All available databases are described on the NCBI web. We mirror all of them. If you need to update DBs or add some new ones, please contact the user support meta@cesnet.cz.
Warning
A new DB release contains very large GI numbers (GenInfo Identifier) which are incompatible with older versions of blast modules. Use the latest version of the blast module to prevent potential incompatibilities.
Network load optimization
If you need to run several BLAST jobs with the same database, we ask user to optimize the network load by copying the database only once and using it for all the jobs running on the same node.
Note
This requires that you don't clean the content of your scratch directory after the first job is finished!

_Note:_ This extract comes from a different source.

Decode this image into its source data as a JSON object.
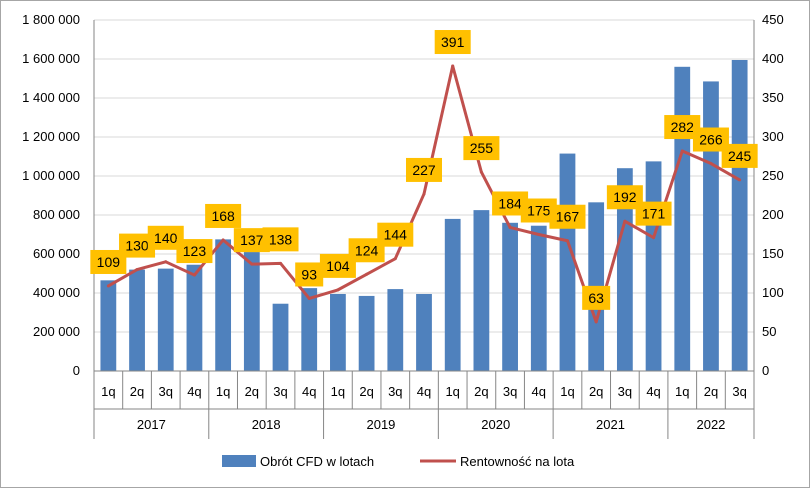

This can be done by inserting following construction into the batch script:
DB="nt" # name of the database you need to use
TIMEOUT=120
TIMEWAIT=0
LINKDB=false
...
# Enter the scratch dir
cd "$SCRATCHDIR" || exit 4
...
# search the content of all your other scratch directories on that node
# and look for a file called ${DB}.db_here
LOCAL_DB=$(find .. -name ${DB}.db_here -print -quit) # LOCAL_DB contains a path as well, contrary to DB
# if the file exists, do...
if [ -n "$LOCAL_DB" ]; then
LINKDB=true
LOCAL_DB="${LOCAL_DB%%.db_here}" # cut off the ".db_here" suffix
# if in that scratchdir where LOCAL_DB resides does NOT exist a file "${LOCAL_DB}.db_is_ready", wait for it
while ! test -f "${LOCAL_DB}.db_is_ready"; do
sleep 5
TIMEWAIT=$((TIMEWAIT+5))
if [ $TIMEWAIT -gt $TIMEOUT ]; then
echo "timed out"
break
LINKDB=false
fi
done
fi
# the DB exists somewhere on this machine and is complete, so we can link it
if $LINKDB; then
ln "${LOCAL_DB}"* . || exit 5 # link everything into current scratch directory
# the DB either does not exist on this machine or is not complete, so copy it from /storage/projects
else
touch ${DB}.db_here
cp -p /storage/projects/BlastDB/${DB}* . && touch ${DB}.db_is_ready || exit 6
# ${DB}.db_is_ready is empty file just telling your other future jobs on this machine that the cp operation has finished
export CLEAN_SCRATCH=false # do not remove content of this scratch
fi
....
# then run the calculation
blastp -db "./${DB}" -query INPUT_FASTA -out OUTPUT_NAME ...